The vertex form becomes:
\(y = 1(x - 2)^2 - 4 \).
From this equation, you can see that the parabola has a vertex at \( (2, -4) \). It opens upwards because the coefficient \((a = 1)\) is positive.

Another way to express quadratic functions is the standard form: \( y = ax^2 + bx + c \).
Here, \(a, b,\) and \(c\) are constants. This form is useful for identifying the y-intercept (\b{c}\b) and for some algebraic manipulations.
To convert from vertex form to standard form, you expand and simplify the equation.
Using part (b)'s example, with \(a = -1, h = 4, k = 3 \):
Vertex form: \( y = -1(x - 4)^2 + 3 \)
First, expand \( (x - 4)^2 \rightarrow x^2 - 8x + 16 \).
Then, the equation becomes: \( y = -1(x^2 - 8x + 16) + 3 \).
Distribute the -1: \( y = -x^2 + 8x - 16 + 3 \).
Combine like terms to get: \( y = -x^2 + 8x - 13 \).
Now, you have the standard form: \( y = -x^2 + 8x - 13 \).

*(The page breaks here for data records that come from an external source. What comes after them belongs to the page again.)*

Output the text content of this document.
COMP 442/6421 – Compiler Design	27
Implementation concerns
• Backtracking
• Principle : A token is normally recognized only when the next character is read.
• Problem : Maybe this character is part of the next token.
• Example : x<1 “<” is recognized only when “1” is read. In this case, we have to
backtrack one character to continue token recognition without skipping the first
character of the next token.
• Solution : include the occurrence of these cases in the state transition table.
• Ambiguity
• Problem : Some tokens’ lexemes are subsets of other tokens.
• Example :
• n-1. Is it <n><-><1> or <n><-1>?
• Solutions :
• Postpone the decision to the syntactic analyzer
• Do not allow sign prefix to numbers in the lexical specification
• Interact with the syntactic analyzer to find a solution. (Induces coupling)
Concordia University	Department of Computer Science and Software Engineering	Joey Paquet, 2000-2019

Graphing quadratic functions helps visualize their properties, like the vertex, axis of symmetry, and direction of opening.

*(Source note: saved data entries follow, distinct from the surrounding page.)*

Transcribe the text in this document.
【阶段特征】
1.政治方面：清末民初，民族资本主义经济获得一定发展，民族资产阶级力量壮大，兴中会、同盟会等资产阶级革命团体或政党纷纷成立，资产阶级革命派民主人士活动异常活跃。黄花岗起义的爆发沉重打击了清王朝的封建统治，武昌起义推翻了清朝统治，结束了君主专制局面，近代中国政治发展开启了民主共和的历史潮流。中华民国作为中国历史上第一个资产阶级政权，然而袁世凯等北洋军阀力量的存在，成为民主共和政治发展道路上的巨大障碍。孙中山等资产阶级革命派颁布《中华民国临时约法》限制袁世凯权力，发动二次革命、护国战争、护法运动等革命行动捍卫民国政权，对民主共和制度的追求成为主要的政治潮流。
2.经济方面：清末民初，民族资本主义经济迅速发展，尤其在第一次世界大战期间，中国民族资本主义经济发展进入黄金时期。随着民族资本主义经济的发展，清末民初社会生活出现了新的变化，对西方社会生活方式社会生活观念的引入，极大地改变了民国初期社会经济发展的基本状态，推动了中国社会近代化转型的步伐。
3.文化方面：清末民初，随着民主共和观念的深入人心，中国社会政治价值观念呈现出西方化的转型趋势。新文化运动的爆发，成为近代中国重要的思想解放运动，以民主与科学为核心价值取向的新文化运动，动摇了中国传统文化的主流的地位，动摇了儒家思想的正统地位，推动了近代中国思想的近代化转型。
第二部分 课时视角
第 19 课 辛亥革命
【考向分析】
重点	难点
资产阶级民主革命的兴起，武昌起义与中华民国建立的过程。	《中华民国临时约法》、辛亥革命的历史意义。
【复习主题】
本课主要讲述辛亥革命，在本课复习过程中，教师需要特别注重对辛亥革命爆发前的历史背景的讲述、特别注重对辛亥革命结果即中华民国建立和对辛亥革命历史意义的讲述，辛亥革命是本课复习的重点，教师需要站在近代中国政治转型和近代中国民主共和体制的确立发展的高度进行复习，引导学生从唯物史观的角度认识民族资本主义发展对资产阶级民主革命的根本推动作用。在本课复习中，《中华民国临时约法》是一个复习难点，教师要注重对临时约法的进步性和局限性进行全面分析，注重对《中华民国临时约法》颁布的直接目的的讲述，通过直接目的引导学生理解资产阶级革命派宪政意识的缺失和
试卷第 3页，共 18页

• Vertex: In the vertex form, \((h, k)\) is the vertex of the parabola.
• Axis of Symmetry: It is the vertical line that passes through the vertex, given by \( x = h \).
• Direction: If \( a > 0 \), the parabola opens upwards. If \( a < 0 \), it opens downwards.

For instance, part (c) with \( a = -2, h = -3, k = 1 \):
The equation in vertex form is: \( y = -2(x + 3)^2 + 1 \).
It converts to standard form as: \( y = -2x^2 - 12x - 17 \).
On the graph:
- The vertex is at \(( -3, 1 )\).
- It opens downwards because \( a = -2\) is negative.
- The axis of symmetry is \( x = -3 \).
These aspects help in correctly drawing the graph. Utilizing technology and graphing programs can further verify accuracy.